The Canadian dollar has been on quite the downswing ever since last Tuesday, when the last US CPI report was released. After yesterday’s incredibly hawkish Federal Reserve meeting, the loonie fell once again as Canadian yields struggle to keep pace with quickly rising US yields and marking the 6th consecutive trading day where a new cycle low was made. On today’s agenda we have Canadian retail sales at 13:30 BST / 08:30 ET.
Yesterday’s highly anticipated Federal Reserve meeting was always going to be a tough hurdle for Chair Powell to clear. A surge in August’s core inflation, released last Tuesday, led money markets to price a one in five chance that the Fed would break its word and hike interest rates by a full percent, and increase its forecasts for the policy rate over the next few years (the famous dot plot). The Fed, anxious not to have markets view it as insufficiently tough on inflation, came out so hawkish that markets weren’t initially sure if they should believe them. The decision was a 75bp hike to 3-3.25%, accompanied by a massive upward revision to the dot plot that now implies 125bps more tightening over the next two meetings to a rate of 4.25-4.5%, with the 2023 dot suggesting a further hike will take place next year as well. The initial reaction to the data was unambiguously hawkish: the dollar rallied, yields spiked, and stocks tanked. Over the course of the press conference, however, markets faded the initial reaction entirely and then some, but by an hour after the decision, prices started to move in the same direction as the initial move. Following the Asian open, traders in the East took the Fed’s hawkishness as credible, extending the dollar rally, pushing DXY through to a new cycle high.

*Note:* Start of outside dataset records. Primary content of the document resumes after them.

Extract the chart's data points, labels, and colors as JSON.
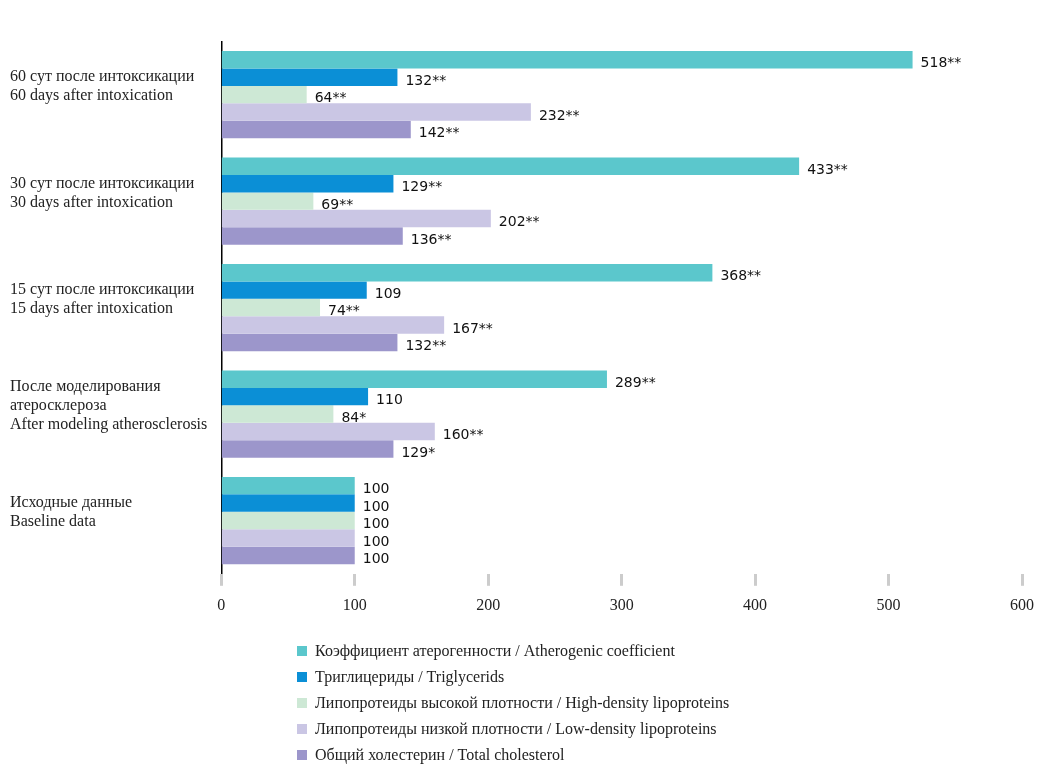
{
  "chart_data": {
    "type": "bar",
    "orientation": "horizontal",
    "categories": [
      "60 сут после интоксикации\n60 days after intoxication",
      "30 сут после интоксикации\n30 days after intoxication",
      "15 сут после интоксикации\n15 days after intoxication",
      "После моделирования\nатеросклероза\nAfter modeling atherosclerosis",
      "Исходные данные\nBaseline data"
    ],
    "series": [
      {
        "name": "Коэффициент атерогенности / Atherogenic coefficient",
        "color": "#5bc7cc",
        "values": [
          518,
          433,
          368,
          289,
          100
        ],
        "value_labels": [
          "518**",
          "433**",
          "368**",
          "289**",
          "100"
        ]
      },
      {
        "name": "Триглицериды / Triglycerids",
        "color": "#0b8fd6",
        "values": [
          132,
          129,
          109,
          110,
          100
        ],
        "value_labels": [
          "132**",
          "129**",
          "109",
          "110",
          "100"
        ]
      },
      {
        "name": "Липопротеиды высокой плотности / High-density lipoproteins",
        "color": "#cde8d5",
        "values": [
          64,
          69,
          74,
          84,
          100
        ],
        "value_labels": [
          "64**",
          "69**",
          "74**",
          "84*",
          "100"
        ]
      },
      {
        "name": "Липопротеиды низкой плотности / Low-density lipoproteins",
        "color": "#cac6e4",
        "values": [
          232,
          202,
          167,
          160,
          100
        ],
        "value_labels": [
          "232**",
          "202**",
          "167**",
          "160**",
          "100"
        ]
      },
      {
        "name": "Общий холестерин / Total cholesterol",
        "color": "#9c96cb",
        "values": [
          142,
          136,
          132,
          129,
          100
        ],
        "value_labels": [
          "142**",
          "136**",
          "132**",
          "129*",
          "100"
        ]
      }
    ],
    "xlim": [
      0,
      600
    ],
    "xticks": [
      0,
      100,
      200,
      300,
      400,
      500,
      600
    ],
    "grid": false,
    "legend": "bottom"
  }
}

After holding levels around parity for the past month, the euro finally buckled yesterday under the weight of higher US rates. The single currency fell 1.35% to trade at fresh 20-year lows against the dollar yesterday, with downside momentum continuing this morning despite the Fed’s hawkish tone reverberating throughout eurozone money markets; the ECB’s implied June policy rate sits just shy of 3%, up 57bps from where it was trading following the central bank’s September 8th decision. Within Europe, the euro only outperformed currencies with a higher beta to interest rates and regional risk yesterday (SEK, HUF, PLN). The most notable performer in the region was the Swiss franc, which rallied over a percentage point against the euro yesterday. We expect downside in EURCHF to persist today, with the Swiss National Bank expected to reaffirm its preference for a stronger inflation-adjusted Swiss franc at its meeting at 08:30 BST. While we look for a 75bps hike, bringing the policy rate to 0.5%, the risk remains of a 100bp move, while commentary around the central bank’s appetite to intervene in FX markets will also earn a lot of attention.

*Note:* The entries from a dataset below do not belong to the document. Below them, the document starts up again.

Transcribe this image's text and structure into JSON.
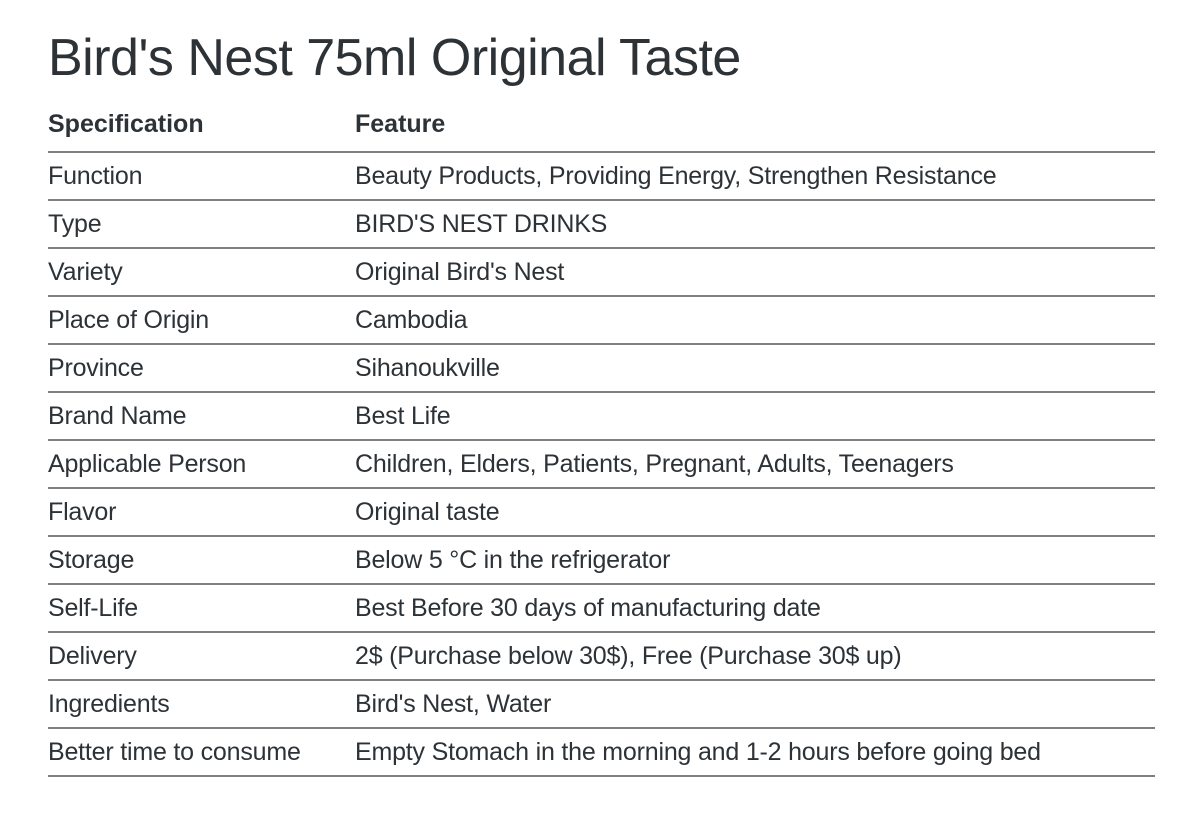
{
  "page": {
    "title": "Bird's Nest 75ml Original Taste"
  },
  "table": {
    "headers": [
      "Specification",
      "Feature"
    ],
    "rows": [
      {
        "spec": "Function",
        "feature": "Beauty Products, Providing Energy, Strengthen Resistance"
      },
      {
        "spec": "Type",
        "feature": "BIRD'S NEST DRINKS"
      },
      {
        "spec": "Variety",
        "feature": "Original Bird's Nest"
      },
      {
        "spec": "Place of Origin",
        "feature": "Cambodia"
      },
      {
        "spec": "Province",
        "feature": "Sihanoukville"
      },
      {
        "spec": "Brand Name",
        "feature": "Best Life"
      },
      {
        "spec": "Applicable Person",
        "feature": "Children, Elders, Patients, Pregnant, Adults, Teenagers"
      },
      {
        "spec": "Flavor",
        "feature": "Original taste"
      },
      {
        "spec": "Storage",
        "feature": "Below 5 °C in the refrigerator"
      },
      {
        "spec": "Self-Life",
        "feature": "Best Before 30 days of manufacturing date"
      },
      {
        "spec": "Delivery",
        "feature": "2$ (Purchase below 30$), Free (Purchase 30$ up)"
      },
      {
        "spec": "Ingredients",
        "feature": "Bird's Nest, Water"
      },
      {
        "spec": "Better time to consume",
        "feature": "Empty Stomach in the morning and 1-2 hours before going bed"
      }
    ]
  },
  "colors": {
    "text": "#2d3237",
    "divider": "#7f7f7f",
    "background": "#ffffff"
  }
}
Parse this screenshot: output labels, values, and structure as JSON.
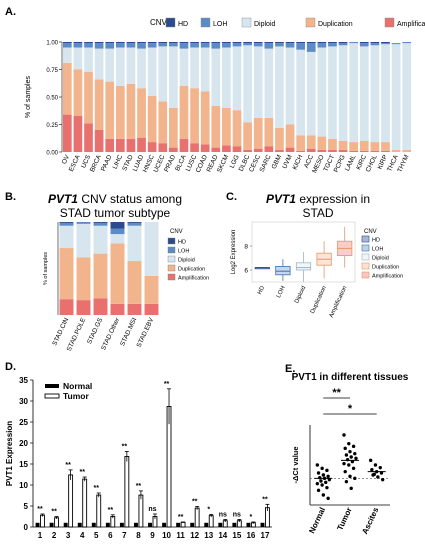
{
  "colors": {
    "HD": "#2b4c8c",
    "LOH": "#5b8cc6",
    "Diploid": "#d7e5ef",
    "Duplication": "#f2b48c",
    "Amplification": "#e8716f",
    "normal_bar": "#000000",
    "tumor_bar": "#ffffff",
    "tumor_edge": "#000000"
  },
  "panels": {
    "A": "A.",
    "B": "B.",
    "C": "C.",
    "D": "D.",
    "E": "E."
  },
  "chart_data": [
    {
      "panel": "A",
      "type": "bar",
      "stacked": true,
      "legend_title": "CNV",
      "legend_position": "top",
      "ylabel": "% of samples",
      "ylim": [
        0,
        1
      ],
      "yticks": [
        "0.00",
        "0.25",
        "0.50",
        "0.75",
        "1.00"
      ],
      "categories": [
        "OV",
        "ESCA",
        "UCS",
        "BRCA",
        "PAAD",
        "LIHC",
        "STAD",
        "LUAD",
        "HNSC",
        "UCEC",
        "PRAD",
        "BLCA",
        "LUSC",
        "COAD",
        "READ",
        "SKCM",
        "LGG",
        "DLBC",
        "CESC",
        "SARC",
        "GBM",
        "UVM",
        "KICH",
        "ACC",
        "MESO",
        "TGCT",
        "PCPG",
        "LAML",
        "KIRC",
        "CHOL",
        "KIRP",
        "THCA",
        "THYM"
      ],
      "series": [
        {
          "name": "HD",
          "values": [
            0.01,
            0.01,
            0.01,
            0.01,
            0.01,
            0.01,
            0.01,
            0.01,
            0.01,
            0.01,
            0.01,
            0.01,
            0.01,
            0.01,
            0.01,
            0.01,
            0.01,
            0.01,
            0.01,
            0.01,
            0.01,
            0.01,
            0.01,
            0.01,
            0.01,
            0.01,
            0.01,
            0.0,
            0.01,
            0.01,
            0.01,
            0.0,
            0.0
          ]
        },
        {
          "name": "LOH",
          "values": [
            0.04,
            0.04,
            0.04,
            0.05,
            0.05,
            0.04,
            0.04,
            0.05,
            0.04,
            0.03,
            0.03,
            0.05,
            0.04,
            0.04,
            0.05,
            0.04,
            0.03,
            0.02,
            0.03,
            0.05,
            0.03,
            0.04,
            0.06,
            0.08,
            0.04,
            0.03,
            0.02,
            0.01,
            0.03,
            0.02,
            0.01,
            0.01,
            0.01
          ]
        },
        {
          "name": "Diploid",
          "values": [
            0.14,
            0.2,
            0.22,
            0.28,
            0.3,
            0.35,
            0.33,
            0.36,
            0.44,
            0.5,
            0.56,
            0.34,
            0.37,
            0.4,
            0.52,
            0.55,
            0.58,
            0.7,
            0.65,
            0.63,
            0.74,
            0.7,
            0.78,
            0.76,
            0.81,
            0.84,
            0.87,
            0.9,
            0.86,
            0.88,
            0.89,
            0.96,
            0.97
          ]
        },
        {
          "name": "Duplication",
          "values": [
            0.47,
            0.42,
            0.47,
            0.46,
            0.52,
            0.48,
            0.5,
            0.45,
            0.42,
            0.38,
            0.36,
            0.48,
            0.5,
            0.48,
            0.38,
            0.34,
            0.33,
            0.25,
            0.28,
            0.26,
            0.2,
            0.21,
            0.14,
            0.12,
            0.12,
            0.1,
            0.08,
            0.08,
            0.09,
            0.08,
            0.08,
            0.02,
            0.02
          ]
        },
        {
          "name": "Amplification",
          "values": [
            0.34,
            0.33,
            0.26,
            0.2,
            0.12,
            0.12,
            0.12,
            0.13,
            0.09,
            0.08,
            0.04,
            0.12,
            0.08,
            0.07,
            0.04,
            0.06,
            0.05,
            0.02,
            0.03,
            0.05,
            0.02,
            0.04,
            0.01,
            0.03,
            0.02,
            0.02,
            0.02,
            0.01,
            0.01,
            0.01,
            0.01,
            0.0,
            0.0
          ]
        }
      ]
    },
    {
      "panel": "B",
      "type": "bar",
      "stacked": true,
      "title": "PVT1 CNV status among STAD tumor subtype",
      "title_italic_word": "PVT1",
      "title_rest": " CNV status among",
      "title_line2": "STAD tumor subtype",
      "legend_title": "CNV",
      "legend_position": "right",
      "ylabel": "% of samples",
      "ylim": [
        0,
        1
      ],
      "categories": [
        "STAD.CIN",
        "STAD.POLE",
        "STAD.GS",
        "STAD.Other",
        "STAD.MSI",
        "STAD.EBV"
      ],
      "series": [
        {
          "name": "HD",
          "values": [
            0.01,
            0.0,
            0.01,
            0.07,
            0.01,
            0.0
          ]
        },
        {
          "name": "LOH",
          "values": [
            0.03,
            0.02,
            0.03,
            0.06,
            0.03,
            0.0
          ]
        },
        {
          "name": "Diploid",
          "values": [
            0.24,
            0.36,
            0.3,
            0.1,
            0.38,
            0.58
          ]
        },
        {
          "name": "Duplication",
          "values": [
            0.55,
            0.46,
            0.48,
            0.65,
            0.46,
            0.3
          ]
        },
        {
          "name": "Amplification",
          "values": [
            0.17,
            0.16,
            0.18,
            0.12,
            0.12,
            0.12
          ]
        }
      ]
    },
    {
      "panel": "C",
      "type": "box",
      "title": "PVT1 expression in STAD",
      "title_italic_word": "PVT1",
      "title_rest": " expression in",
      "title_line2": "STAD",
      "ylabel": "Log2 Expression",
      "ylim": [
        5,
        10
      ],
      "yticks": [
        "6",
        "8"
      ],
      "legend_title": "CNV",
      "legend_position": "right",
      "categories": [
        "HD",
        "LOH",
        "Diploid",
        "Duplication",
        "Amplification"
      ],
      "series": [
        {
          "name": "HD",
          "min": 6.2,
          "q1": 6.2,
          "median": 6.2,
          "q3": 6.2,
          "max": 6.2
        },
        {
          "name": "LOH",
          "min": 5.1,
          "q1": 5.6,
          "median": 5.9,
          "q3": 6.3,
          "max": 6.9
        },
        {
          "name": "Diploid",
          "min": 5.0,
          "q1": 6.0,
          "median": 6.2,
          "q3": 6.6,
          "max": 7.5
        },
        {
          "name": "Duplication",
          "min": 5.3,
          "q1": 6.4,
          "median": 6.9,
          "q3": 7.4,
          "max": 8.4
        },
        {
          "name": "Amplification",
          "min": 6.2,
          "q1": 7.2,
          "median": 7.8,
          "q3": 8.4,
          "max": 9.6
        }
      ]
    },
    {
      "panel": "D",
      "type": "bar",
      "ylabel": "PVT1 Expression",
      "ylim": [
        0,
        35
      ],
      "yticks": [
        0,
        5,
        10,
        15,
        20,
        25,
        30,
        35
      ],
      "legend_position": "top-left",
      "categories": [
        "1",
        "2",
        "3",
        "4",
        "5",
        "6",
        "7",
        "8",
        "9",
        "10",
        "11",
        "12",
        "13",
        "14",
        "15",
        "16",
        "17"
      ],
      "series": [
        {
          "name": "Normal",
          "values": [
            1,
            1,
            1,
            1,
            1,
            1,
            1,
            1,
            1,
            1,
            1,
            1,
            1,
            1,
            1,
            1,
            1
          ],
          "errors": [
            0.1,
            0.1,
            0.1,
            0.1,
            0.1,
            0.1,
            0.1,
            0.1,
            0.1,
            0.1,
            0.1,
            0.1,
            0.1,
            0.1,
            0.1,
            0.1,
            0.1
          ]
        },
        {
          "name": "Tumor",
          "values": [
            2.8,
            2.2,
            12.4,
            11.4,
            7.6,
            2.5,
            16.8,
            7.6,
            2.5,
            28.7,
            1.1,
            4.5,
            2.7,
            1.5,
            1.5,
            1.0,
            4.6
          ],
          "errors": [
            0.3,
            0.3,
            1.2,
            0.5,
            0.5,
            0.4,
            1.2,
            1.0,
            0.6,
            4.2,
            0.1,
            0.4,
            0.3,
            0.3,
            0.3,
            0.2,
            0.8
          ]
        }
      ],
      "significance": [
        "**",
        "**",
        "**",
        "**",
        "**",
        "**",
        "**",
        "**",
        "ns",
        "**",
        "**",
        "**",
        "*",
        "ns",
        "ns",
        "*",
        "**"
      ]
    },
    {
      "panel": "E",
      "type": "scatter",
      "title": "PVT1 in different tissues",
      "ylabel": "-ΔCt value",
      "ylim": [
        -4,
        8
      ],
      "categories": [
        "Normal",
        "Tumor",
        "Ascites"
      ],
      "series": [
        {
          "name": "Normal",
          "mean": 0.0,
          "points": [
            2.0,
            1.5,
            1.2,
            0.8,
            0.5,
            0.3,
            0.1,
            0.0,
            -0.2,
            -0.4,
            -0.6,
            -0.8,
            -1.0,
            -1.4,
            -1.8,
            -2.5,
            -3.0
          ]
        },
        {
          "name": "Tumor",
          "mean": 2.7,
          "points": [
            6.5,
            5.2,
            4.8,
            4.5,
            4.0,
            3.7,
            3.5,
            3.2,
            3.0,
            2.8,
            2.5,
            2.2,
            2.0,
            1.5,
            1.0,
            0.3,
            0.0,
            -0.5,
            -1.5
          ]
        },
        {
          "name": "Ascites",
          "mean": 1.0,
          "points": [
            2.7,
            2.0,
            1.6,
            1.3,
            1.0,
            0.8,
            0.5,
            0.2,
            -0.2,
            0.6
          ]
        }
      ],
      "significance": [
        {
          "pair": [
            "Normal",
            "Tumor"
          ],
          "label": "**"
        },
        {
          "pair": [
            "Normal",
            "Ascites"
          ],
          "label": "*"
        }
      ]
    }
  ]
}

Falling 1.78% over the past three days alone, the pound continues to plumb levels last seen in 1985 against the dollar this morning as markets continue to digest yesterday’s hawkish Federal Reserve meeting. Despite the historical lows, further downside may be exhibited in the pound over the coming 48 hours, especially if Friday’s budget confirms investor fears over the UK’s current account and the ballooning pile of government debt. Prior to that, however, traders’ attention will rest on the Bank of England, who today at 12:00 BST is set to announce its latest policy decision after it was moved back a week due to the period of national mourning. With the data over the past fortnight largely confirming our view of a 50bps hike, there is a risk that the BoE goes bigger following last night’s hawkish Fed meeting. With the impacts of the latest household energy support measures yet to be quantified, however, we don’t expect the BoE to make such a decision this early and instead think that they will point to an acceleration in the hiking cycle at their November and December decisions. For today, a 50bps hike and hawkish forward guidance are unlikely to turn the tide for the pound, although it may cap losses.
Intervention risk is ramping up in Japan as the USDJPY currency pair sharply slides through the BoJ’s perceived line in the sand, despite commentary this morning that officials are readying to embark on “stealth intervention”. Given the yen’s reluctance to weaken in response to the increase in back-end Treasury yields yesterday post-Fed, the level of speculation over the BoJ already intervening is high. The currency pair will now garner a lot of attention, especially if intervention efforts prove fruitless and force the Bank of Japan to alter its policy framework – the ultimate driver of JPY weakness year-to-date.